Be my queen if you know what I mean...
Ugh - I'm 41 years old, and given the task of thinking myself pretty has given me a complex akin to a 14 year old. Why, why, WHY - I'm too many years removed from Mr. Koeningschkindt's Honors English class (7th period) to be angsty about this crap again.
And yet, here I am, peering into mirrors to discover an angle that flatters, critiquing a chance image reflected back to me from a random shiny surface.
I've spent a lifetime downplaying the importance of pretty, a defense mechanism. I based my self-worth on being intelligent, clever, funny, artistic, a good friend. All good qualities to be sure. All reasons for being nominated as a woman of the year. But behold the power of pretty, you can't be a WOTY in Glamour or Cosmo without a serious makeover. Can't be a remarkable everyday guest on Rachel Ray or Oprah without the host screeching "maaaaaaaaaaaaaaaake oveeeeeeeeer!"
Ugh. Again.
So how to I come to terms with the fact I live in a superficial society, a society I knowingly and annoyingly wish would see me as "pretty"? How do I discover the pretty in me, building confidence and self-esteem WITHOUT losing what makes me complete?
Well, let's start with this resistance TO a makeover. I must like something about who I am, what I am, the idea of staying true to myself without being pestered to change my clothes, my hair, my face.
Top down? I am so grateful to my son for the miracle of his birth that took me away from the hot irons and allowed my natural curls to bounce. I've had more good hair days in the last two years than I had the previous 39 years.
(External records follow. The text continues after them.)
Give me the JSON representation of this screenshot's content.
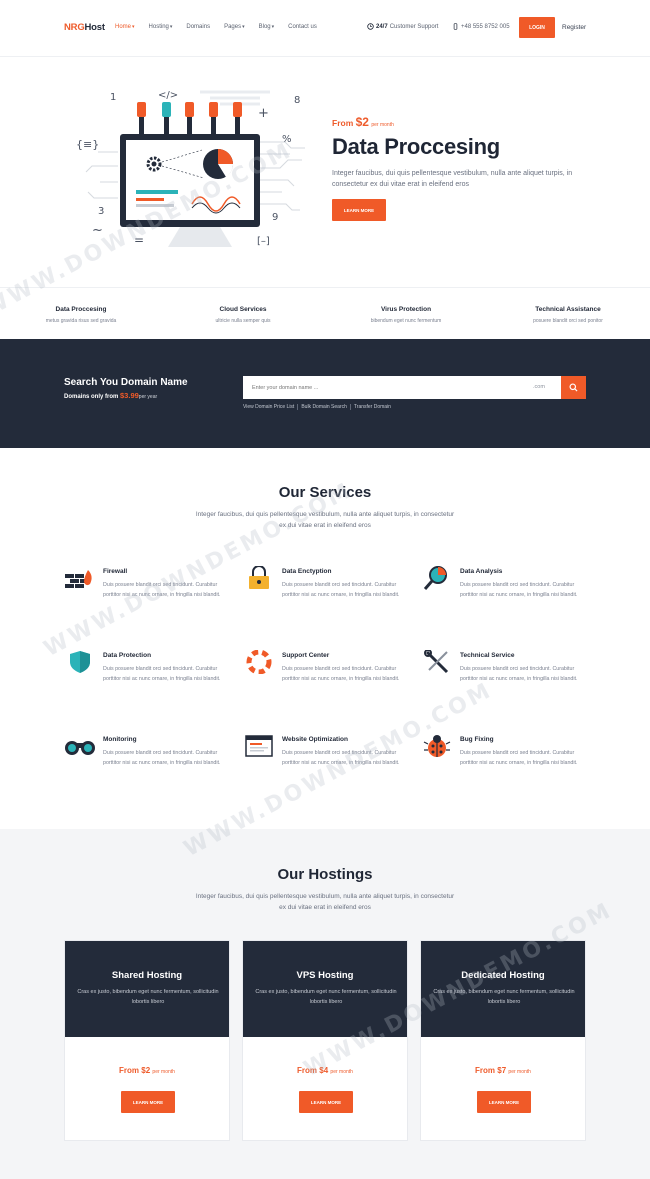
{
  "header": {
    "logo_a": "NRG",
    "logo_b": "Host",
    "nav": [
      {
        "label": "Home",
        "dropdown": true,
        "active": true
      },
      {
        "label": "Hosting",
        "dropdown": true
      },
      {
        "label": "Domains",
        "dropdown": false
      },
      {
        "label": "Pages",
        "dropdown": true
      },
      {
        "label": "Blog",
        "dropdown": true
      },
      {
        "label": "Contact us",
        "dropdown": false
      }
    ],
    "support_bold": "24/7",
    "support_text": "Customer Support",
    "phone": "+48 555 8752 005",
    "login": "LOGIN",
    "register": "Register"
  },
  "hero": {
    "price_prefix": "From",
    "price": "$2",
    "price_per": "per month",
    "title": "Data Proccesing",
    "text": "Integer faucibus, dui quis pellentesque vestibulum, nulla ante aliquet turpis, in consectetur ex dui vitae erat in eleifend eros",
    "button": "LEARN MORE",
    "art_glyphs": [
      "1",
      "</>",
      "8",
      "+",
      "%",
      "{≡}",
      "3",
      "~",
      "=",
      "9",
      "[–]"
    ]
  },
  "features": [
    {
      "title": "Data Proccesing",
      "sub": "metus gravida risus sed gravida"
    },
    {
      "title": "Cloud Services",
      "sub": "ultricie nulla semper quis"
    },
    {
      "title": "Virus Protection",
      "sub": "bibendum eget nunc fermentum"
    },
    {
      "title": "Technical Assistance",
      "sub": "posuere blandit orci sed ponitor"
    }
  ],
  "domain": {
    "title": "Search You Domain Name",
    "sub_prefix": "Domains only from",
    "price": "$3.99",
    "per": "per year",
    "placeholder": "Enter your domain name ...",
    "tld": ".com",
    "links": [
      "View Domain Price List",
      "Bulk Domain Search",
      "Transfer Domain"
    ]
  },
  "services": {
    "title": "Our Services",
    "sub": "Integer faucibus, dui quis pellentesque vestibulum, nulla ante aliquet turpis, in consectetur ex dui vitae erat in eleifend eros",
    "desc": "Duis posuere blandit orci sed tincidunt. Curabitur porttitor nisi ac nunc ornare, in fringilla nisi blandit.",
    "items": [
      {
        "title": "Firewall",
        "icon": "firewall-icon"
      },
      {
        "title": "Data Enctyption",
        "icon": "lock-icon"
      },
      {
        "title": "Data Analysis",
        "icon": "magnifier-chart-icon"
      },
      {
        "title": "Data Protection",
        "icon": "shield-icon"
      },
      {
        "title": "Support Center",
        "icon": "lifebuoy-icon"
      },
      {
        "title": "Technical Service",
        "icon": "tools-icon"
      },
      {
        "title": "Monitoring",
        "icon": "binoculars-icon"
      },
      {
        "title": "Website Optimization",
        "icon": "browser-icon"
      },
      {
        "title": "Bug Fixing",
        "icon": "bug-icon"
      }
    ]
  },
  "hostings": {
    "title": "Our Hostings",
    "sub": "Integer faucibus, dui quis pellentesque vestibulum, nulla ante aliquet turpis, in consectetur ex dui vitae erat in eleifend eros",
    "cards": [
      {
        "name": "Shared Hosting",
        "desc": "Cras ex justo, bibendum eget nunc fermentum, sollicitudin lobortis libero",
        "prefix": "From",
        "price": "$2",
        "per": "per month",
        "button": "LEARN MORE"
      },
      {
        "name": "VPS Hosting",
        "desc": "Cras ex justo, bibendum eget nunc fermentum, sollicitudin lobortis libero",
        "prefix": "From",
        "price": "$4",
        "per": "per month",
        "button": "LEARN MORE"
      },
      {
        "name": "Dedicated Hosting",
        "desc": "Cras ex justo, bibendum eget nunc fermentum, sollicitudin lobortis libero",
        "prefix": "From",
        "price": "$7",
        "per": "per month",
        "button": "LEARN MORE"
      }
    ]
  },
  "watermark": "WWW.DOWNDEMO.COM",
  "colors": {
    "accent": "#f05a28",
    "dark": "#232b3a",
    "light_bg": "#f4f5f7",
    "teal": "#2bb3b8"
  }
}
Eyes. I've been told my eyes are a remarkable color.
Just so you know, it has taken me 7 hours to type this much.
I love pretty things, and enjoy acquiring, wearing and admiring pretty things. Does that, by extension, rub off on me?
People tell me I'm funny, which means I share a fellowship of joy with people. Does that help make me pretty?
Watching the ESPYs during this and it only makes me feel kind of ugly. I'm not growing any taller. My hair is getting blonder by way of getting grayer. I'm certainly not getting any skinnier. And I can't recall every wearing any dresses as small as the athletes or actresses were wearing.
This is torture to type from someone who bought a special machine to help pluck her chin hairs.
More later tomorrow.
The Betty Ford funeral has helped put some things into perspective, as well as recalling a quote from crazy Canadian Toller Cranston.
The Toller quote is in reference to an early ice dance champion from the USSR. He said she wasn't much in the looks department, but when she danced, she sparkled and her love of art and sport radiated across the ice. This gives me hope that I have it in me to do this.
Then there is the case of our former First Lady, who was buried today. She lived a remarkable life, tackling issues with candor, grace, courage and respect. Yes, she was a model and dancer, but her ACTIONS are what formed her character and in turn, what made her so beloved by the nation. Her life as a model pales in comparison to her advocacy for breast cancer awareness, mental health, addictions, and women's rights.
That, more than ever, proves pretty is as pretty does.
In conculsion, while I may continue to work on the physical package and improve my performance, the other half, which is determined by character and good works. It's just making sure my inner pretty shines through.